On board, vanilla goes far beyond cookies. In L’Etoile, the main dining room with no set dining times or seating arrangements, there’s a savory vanilla sauce for lobster. At the al fresco restaurant Pacific Grill, the tasty spice complements fresh island fish and stars in a knockout frozen soufflé. With much of the world’s vanilla produced in French Polynesia, it is the taste of the islands.
After Taha’a, we sail for Bora Bora. The ship navigates the only opening in the wide reef surrounding the island and moors in its large harbor. While sampling a drink complete with the obligatory tiny umbrella decoration, we meet a couple who’s staying on board. “While everyone is off on an excursion, we have the place to ourselves.” Not that the ship ever feels crowded but they’ve done this cruise before and don’t feel the need to disembark. However, we can’t pass up on exploring the island of which James Michener wrote “Anyone who has ever been there wants to go back.”

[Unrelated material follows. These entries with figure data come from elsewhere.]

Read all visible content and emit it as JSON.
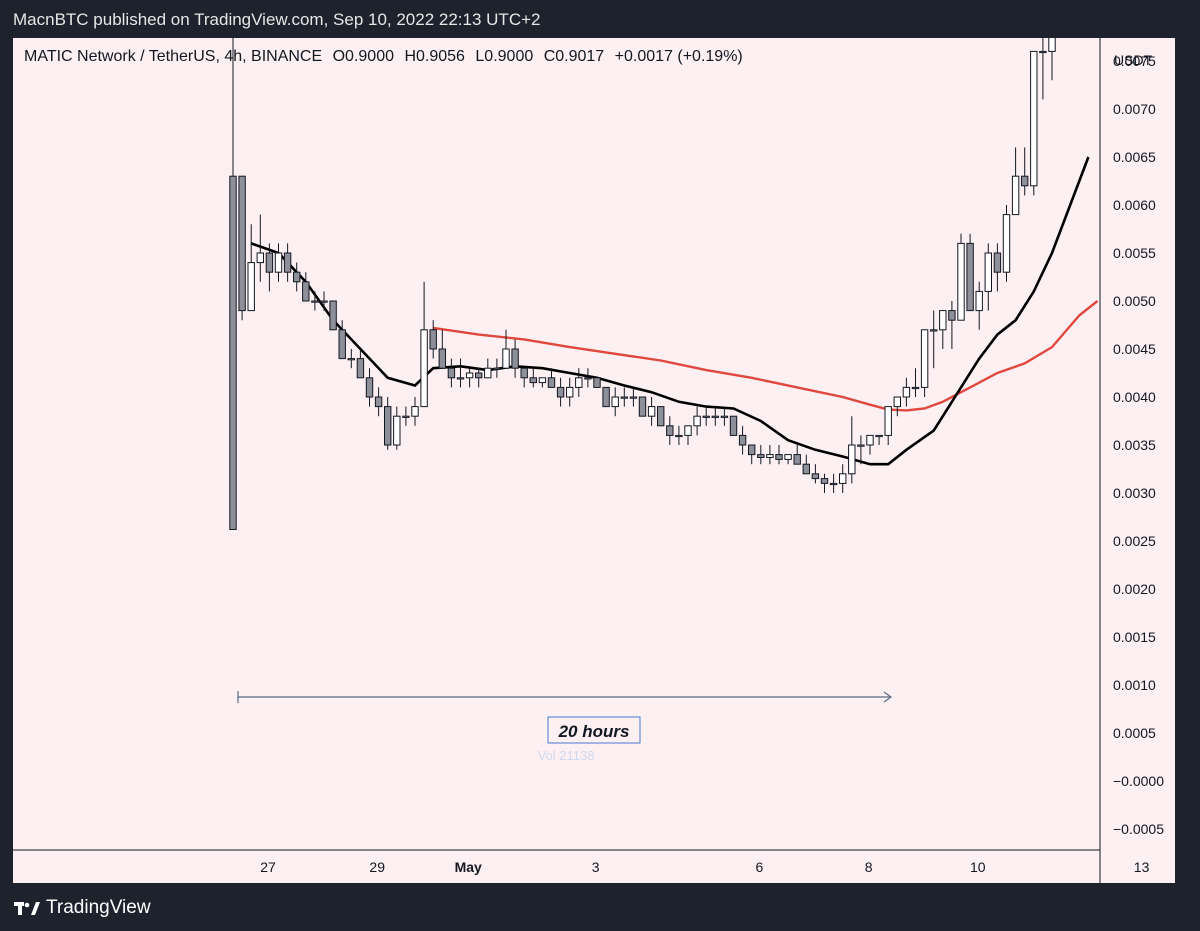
{
  "topbar": {
    "published": "MacnBTC published on TradingView.com, Sep 10, 2022 22:13 UTC+2"
  },
  "header": {
    "symbol": "MATIC Network / TetherUS, 4h, BINANCE",
    "open": "O0.9000",
    "high": "H0.9056",
    "low": "L0.9000",
    "close": "C0.9017",
    "change": "+0.0017 (+0.19%)"
  },
  "footer": {
    "brand": "TradingView"
  },
  "colors": {
    "background": "#fcf0f2",
    "candle_up": "#ffffff",
    "candle_down": "#8d8f99",
    "ma_fast": "#000000",
    "ma_slow": "#e0473e",
    "measure": "#5b6a85"
  },
  "chart_data": {
    "type": "candlestick",
    "currency": "USDT",
    "ylim": [
      -0.0007,
      0.0079
    ],
    "yticks": [
      "0.0075",
      "0.0070",
      "0.0065",
      "0.0060",
      "0.0055",
      "0.0050",
      "0.0045",
      "0.0040",
      "0.0035",
      "0.0030",
      "0.0025",
      "0.0020",
      "0.0015",
      "0.0010",
      "0.0005",
      "−0.0000",
      "−0.0005"
    ],
    "ytick_values": [
      0.0075,
      0.007,
      0.0065,
      0.006,
      0.0055,
      0.005,
      0.0045,
      0.004,
      0.0035,
      0.003,
      0.0025,
      0.002,
      0.0015,
      0.001,
      0.0005,
      0.0,
      -0.0005
    ],
    "x_dates": [
      {
        "label": "27",
        "index": 0
      },
      {
        "label": "29",
        "index": 12
      },
      {
        "label": "May",
        "index": 22
      },
      {
        "label": "3",
        "index": 36
      },
      {
        "label": "6",
        "index": 54
      },
      {
        "label": "8",
        "index": 66
      },
      {
        "label": "10",
        "index": 78
      },
      {
        "label": "13",
        "index": 96
      }
    ],
    "candles": [
      [
        0.0063,
        0.008,
        0.00262,
        0.00262
      ],
      [
        0.0063,
        0.0063,
        0.0048,
        0.0049
      ],
      [
        0.0049,
        0.0058,
        0.0049,
        0.0054
      ],
      [
        0.0054,
        0.0059,
        0.0052,
        0.0055
      ],
      [
        0.0055,
        0.0056,
        0.0051,
        0.0053
      ],
      [
        0.0053,
        0.0056,
        0.0052,
        0.0055
      ],
      [
        0.0055,
        0.0056,
        0.0052,
        0.0053
      ],
      [
        0.0053,
        0.0054,
        0.0051,
        0.0052
      ],
      [
        0.0052,
        0.0053,
        0.005,
        0.005
      ],
      [
        0.005,
        0.0051,
        0.0049,
        0.005
      ],
      [
        0.005,
        0.0051,
        0.0049,
        0.005
      ],
      [
        0.005,
        0.005,
        0.0047,
        0.0047
      ],
      [
        0.0047,
        0.0048,
        0.0044,
        0.0044
      ],
      [
        0.0044,
        0.0045,
        0.0043,
        0.0044
      ],
      [
        0.0044,
        0.0045,
        0.0042,
        0.0042
      ],
      [
        0.0042,
        0.0043,
        0.0039,
        0.004
      ],
      [
        0.004,
        0.0041,
        0.0038,
        0.0039
      ],
      [
        0.0039,
        0.004,
        0.00345,
        0.0035
      ],
      [
        0.0035,
        0.0039,
        0.00345,
        0.0038
      ],
      [
        0.0038,
        0.0039,
        0.0037,
        0.0038
      ],
      [
        0.0038,
        0.004,
        0.0037,
        0.0039
      ],
      [
        0.0039,
        0.0052,
        0.0039,
        0.0047
      ],
      [
        0.0047,
        0.0048,
        0.0044,
        0.0045
      ],
      [
        0.0045,
        0.0047,
        0.0043,
        0.0043
      ],
      [
        0.0043,
        0.0044,
        0.0041,
        0.0042
      ],
      [
        0.0042,
        0.0044,
        0.0041,
        0.0042
      ],
      [
        0.0042,
        0.0043,
        0.0041,
        0.00425
      ],
      [
        0.00425,
        0.0043,
        0.0041,
        0.0042
      ],
      [
        0.0042,
        0.0044,
        0.0042,
        0.0043
      ],
      [
        0.0043,
        0.0044,
        0.0042,
        0.0043
      ],
      [
        0.0043,
        0.0047,
        0.0043,
        0.0045
      ],
      [
        0.0045,
        0.0046,
        0.0042,
        0.0043
      ],
      [
        0.0043,
        0.0043,
        0.0041,
        0.0042
      ],
      [
        0.0042,
        0.0043,
        0.0041,
        0.00415
      ],
      [
        0.00415,
        0.0042,
        0.0041,
        0.0042
      ],
      [
        0.0042,
        0.0043,
        0.0041,
        0.0041
      ],
      [
        0.0041,
        0.0042,
        0.0039,
        0.004
      ],
      [
        0.004,
        0.0042,
        0.0039,
        0.0041
      ],
      [
        0.0041,
        0.0043,
        0.004,
        0.0042
      ],
      [
        0.0042,
        0.0043,
        0.0041,
        0.0042
      ],
      [
        0.0042,
        0.0042,
        0.0041,
        0.0041
      ],
      [
        0.0041,
        0.0041,
        0.0039,
        0.0039
      ],
      [
        0.0039,
        0.0041,
        0.0038,
        0.004
      ],
      [
        0.004,
        0.0041,
        0.0039,
        0.004
      ],
      [
        0.004,
        0.0041,
        0.0039,
        0.004
      ],
      [
        0.004,
        0.004,
        0.0038,
        0.0038
      ],
      [
        0.0038,
        0.004,
        0.0037,
        0.0039
      ],
      [
        0.0039,
        0.0039,
        0.0037,
        0.0037
      ],
      [
        0.0037,
        0.0038,
        0.0035,
        0.0036
      ],
      [
        0.0036,
        0.0037,
        0.0035,
        0.0036
      ],
      [
        0.0036,
        0.0037,
        0.0035,
        0.0037
      ],
      [
        0.0037,
        0.0039,
        0.0036,
        0.0038
      ],
      [
        0.0038,
        0.0039,
        0.0037,
        0.0038
      ],
      [
        0.0038,
        0.0039,
        0.0037,
        0.0038
      ],
      [
        0.0038,
        0.0039,
        0.0037,
        0.0038
      ],
      [
        0.0038,
        0.0038,
        0.0036,
        0.0036
      ],
      [
        0.0036,
        0.0037,
        0.0034,
        0.0035
      ],
      [
        0.0035,
        0.0035,
        0.0033,
        0.0034
      ],
      [
        0.0034,
        0.0035,
        0.0033,
        0.00337
      ],
      [
        0.00337,
        0.0035,
        0.0033,
        0.0034
      ],
      [
        0.0034,
        0.0035,
        0.0033,
        0.00335
      ],
      [
        0.00335,
        0.0034,
        0.0033,
        0.0034
      ],
      [
        0.0034,
        0.0035,
        0.0033,
        0.0033
      ],
      [
        0.0033,
        0.0034,
        0.0032,
        0.0032
      ],
      [
        0.0032,
        0.0033,
        0.0031,
        0.00315
      ],
      [
        0.00315,
        0.0032,
        0.003,
        0.0031
      ],
      [
        0.0031,
        0.0032,
        0.003,
        0.0031
      ],
      [
        0.0031,
        0.0033,
        0.003,
        0.0032
      ],
      [
        0.0032,
        0.0038,
        0.0031,
        0.0035
      ],
      [
        0.0035,
        0.0036,
        0.0033,
        0.0035
      ],
      [
        0.0035,
        0.0036,
        0.0034,
        0.0036
      ],
      [
        0.0036,
        0.0036,
        0.0035,
        0.0036
      ],
      [
        0.0036,
        0.0039,
        0.0035,
        0.0039
      ],
      [
        0.0039,
        0.004,
        0.0038,
        0.004
      ],
      [
        0.004,
        0.0042,
        0.0039,
        0.0041
      ],
      [
        0.0041,
        0.0043,
        0.004,
        0.0041
      ],
      [
        0.0041,
        0.0047,
        0.004,
        0.0047
      ],
      [
        0.0047,
        0.0049,
        0.0043,
        0.0047
      ],
      [
        0.0047,
        0.0049,
        0.0045,
        0.0049
      ],
      [
        0.0049,
        0.005,
        0.0045,
        0.0048
      ],
      [
        0.0048,
        0.0057,
        0.0048,
        0.0056
      ],
      [
        0.0056,
        0.0057,
        0.0049,
        0.0049
      ],
      [
        0.0049,
        0.0052,
        0.0047,
        0.0051
      ],
      [
        0.0051,
        0.0056,
        0.0049,
        0.0055
      ],
      [
        0.0055,
        0.0056,
        0.0051,
        0.0053
      ],
      [
        0.0053,
        0.006,
        0.0052,
        0.0059
      ],
      [
        0.0059,
        0.0066,
        0.0059,
        0.0063
      ],
      [
        0.0063,
        0.0066,
        0.0061,
        0.0062
      ],
      [
        0.0062,
        0.0076,
        0.0061,
        0.0076
      ],
      [
        0.0076,
        0.008,
        0.0071,
        0.0076
      ],
      [
        0.0076,
        0.008,
        0.0073,
        0.008
      ]
    ],
    "ma_fast": [
      [
        2,
        0.0056
      ],
      [
        5,
        0.0055
      ],
      [
        8,
        0.0052
      ],
      [
        11,
        0.0048
      ],
      [
        14,
        0.0045
      ],
      [
        17,
        0.0042
      ],
      [
        20,
        0.00412
      ],
      [
        22,
        0.0043
      ],
      [
        25,
        0.00432
      ],
      [
        28,
        0.00428
      ],
      [
        31,
        0.00432
      ],
      [
        34,
        0.0043
      ],
      [
        37,
        0.00425
      ],
      [
        40,
        0.0042
      ],
      [
        43,
        0.00412
      ],
      [
        46,
        0.00405
      ],
      [
        49,
        0.00395
      ],
      [
        52,
        0.0039
      ],
      [
        55,
        0.00388
      ],
      [
        58,
        0.00375
      ],
      [
        61,
        0.00355
      ],
      [
        64,
        0.00345
      ],
      [
        67,
        0.00338
      ],
      [
        70,
        0.0033
      ],
      [
        72,
        0.0033
      ],
      [
        74,
        0.00345
      ],
      [
        77,
        0.00365
      ],
      [
        80,
        0.0041
      ],
      [
        82,
        0.0044
      ],
      [
        84,
        0.00465
      ],
      [
        86,
        0.0048
      ],
      [
        88,
        0.0051
      ],
      [
        90,
        0.0055
      ],
      [
        92,
        0.006
      ],
      [
        94,
        0.0065
      ]
    ],
    "ma_slow": [
      [
        22,
        0.00472
      ],
      [
        27,
        0.00465
      ],
      [
        32,
        0.0046
      ],
      [
        37,
        0.00452
      ],
      [
        42,
        0.00445
      ],
      [
        47,
        0.00438
      ],
      [
        52,
        0.00428
      ],
      [
        57,
        0.0042
      ],
      [
        62,
        0.0041
      ],
      [
        67,
        0.004
      ],
      [
        70,
        0.00392
      ],
      [
        72,
        0.00387
      ],
      [
        74,
        0.00386
      ],
      [
        76,
        0.00388
      ],
      [
        78,
        0.00395
      ],
      [
        81,
        0.0041
      ],
      [
        84,
        0.00425
      ],
      [
        87,
        0.00435
      ],
      [
        90,
        0.00452
      ],
      [
        93,
        0.00485
      ],
      [
        95,
        0.005
      ]
    ],
    "measure": {
      "label": "20 hours",
      "ghost_text": "Vol 21138"
    }
  }
}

The efficient tender service zips us from the ship to the town pier. We negotiate a rental and are off in some French golf cart of a car to circumnavigate the island. The coast road sandwiches us between the dappled ocean and the sharp volcanic crests towering above. We pass stands with rainbow hued pareos billowing in the breeze but stop at some black pearl shops. The pearls are called “black” because they are locally farmed in black-lipped oysters. Ranging in color from creamy white to pink to misty black, their satiny luster gleams with an understated, sensual elegance. Continuing our drive, we pass some energetic fellow passengers on rental bikes. As they battle the fierce head wind, we’re glad of our little putt-putt and the forewarning of the wind our steward gave.
Besides dispensing advice about touring the islands, the crew spoils us. Our cabin is kept so tidy; I want to take our steward home. As I finish adding buffet items to my luncheon plate, a waiter whisks it from my hand, escorts us to our favorite veranda table, and then gallantly serves my plate. Although their contracts are long and homesickness inevitable, the Gauguin’s crew return rate is over eighty per cent. Having your needs met almost instantly with such prideful service is addictive and we’re already bemoaning the fact that being en route to Moorea means the cruise is almost over.

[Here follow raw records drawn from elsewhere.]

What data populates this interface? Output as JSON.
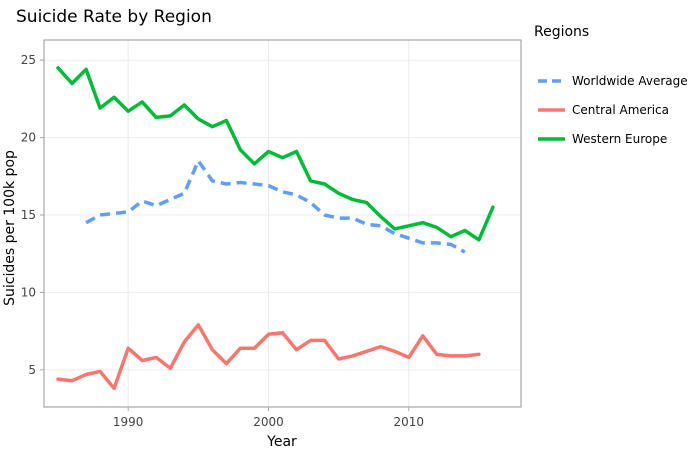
{
  "chart_data": {
    "type": "line",
    "title": "Suicide Rate by Region",
    "xlabel": "Year",
    "ylabel": "Suicides per 100k pop",
    "xlim": [
      1984,
      2018
    ],
    "ylim": [
      2.6,
      26.3
    ],
    "xticks": [
      1990,
      2000,
      2010
    ],
    "yticks": [
      5,
      10,
      15,
      20,
      25
    ],
    "grid": true,
    "legend": {
      "title": "Regions",
      "position": "right"
    },
    "series": [
      {
        "name": "Worldwide Average",
        "color": "#619CFF",
        "dash": "dashed",
        "x": [
          1987,
          1988,
          1989,
          1990,
          1991,
          1992,
          1993,
          1994,
          1995,
          1996,
          1997,
          1998,
          1999,
          2000,
          2001,
          2002,
          2003,
          2004,
          2005,
          2006,
          2007,
          2008,
          2009,
          2010,
          2011,
          2012,
          2013,
          2014
        ],
        "y": [
          14.5,
          15.0,
          15.1,
          15.2,
          15.9,
          15.6,
          16.0,
          16.4,
          18.5,
          17.2,
          17.0,
          17.1,
          17.0,
          16.9,
          16.5,
          16.3,
          15.8,
          15.0,
          14.8,
          14.8,
          14.4,
          14.3,
          13.8,
          13.5,
          13.2,
          13.2,
          13.1,
          12.6
        ]
      },
      {
        "name": "Central America",
        "color": "#F8766D",
        "dash": "solid",
        "x": [
          1985,
          1986,
          1987,
          1988,
          1989,
          1990,
          1991,
          1992,
          1993,
          1994,
          1995,
          1996,
          1997,
          1998,
          1999,
          2000,
          2001,
          2002,
          2003,
          2004,
          2005,
          2006,
          2007,
          2008,
          2009,
          2010,
          2011,
          2012,
          2013,
          2014,
          2015
        ],
        "y": [
          4.4,
          4.3,
          4.7,
          4.9,
          3.8,
          6.4,
          5.6,
          5.8,
          5.1,
          6.8,
          7.9,
          6.3,
          5.4,
          6.4,
          6.4,
          7.3,
          7.4,
          6.3,
          6.9,
          6.9,
          5.7,
          5.9,
          6.2,
          6.5,
          6.2,
          5.8,
          7.2,
          6.0,
          5.9,
          5.9,
          6.0
        ]
      },
      {
        "name": "Western Europe",
        "color": "#00BA38",
        "dash": "solid",
        "x": [
          1985,
          1986,
          1987,
          1988,
          1989,
          1990,
          1991,
          1992,
          1993,
          1994,
          1995,
          1996,
          1997,
          1998,
          1999,
          2000,
          2001,
          2002,
          2003,
          2004,
          2005,
          2006,
          2007,
          2008,
          2009,
          2010,
          2011,
          2012,
          2013,
          2014,
          2015,
          2016
        ],
        "y": [
          24.5,
          23.5,
          24.4,
          21.9,
          22.6,
          21.7,
          22.3,
          21.3,
          21.4,
          22.1,
          21.2,
          20.7,
          21.1,
          19.2,
          18.3,
          19.1,
          18.7,
          19.1,
          17.2,
          17.0,
          16.4,
          16.0,
          15.8,
          14.9,
          14.1,
          14.3,
          14.5,
          14.2,
          13.6,
          14.0,
          13.4,
          15.5
        ]
      }
    ]
  }
}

Before reaching Moorea we circumnavigate Tetiaroa, the small palm-fringed and reef-ringed island chain purchased by Marlon Brando in 1966. Imagine owning a tropical paradise.
Dreaming of that, we begin our last excursion; a 60 km drive around Moorea. There are glimpses of romantic overwater bungalows, small villages nestled in jungle vegetation, and pineapple fields perched on steep hillsides. We watch fishermen unloading their freshly caught blue fin tuna and hanging them on a rack for roadside sale. En route to the top of the Belvedere for views of our ship anchored in the bay, we explore the ruins of a marae, an ancient Tahitian sacred place. The jungle has already clambered over much of its low walls.
As we sail from Moorea, I spot a friend looking wistfully back at the island. She’s sad to leave but grins and holds up a handful of cruise brochures. No way will she wait until 65 for her next cruise and neither will we.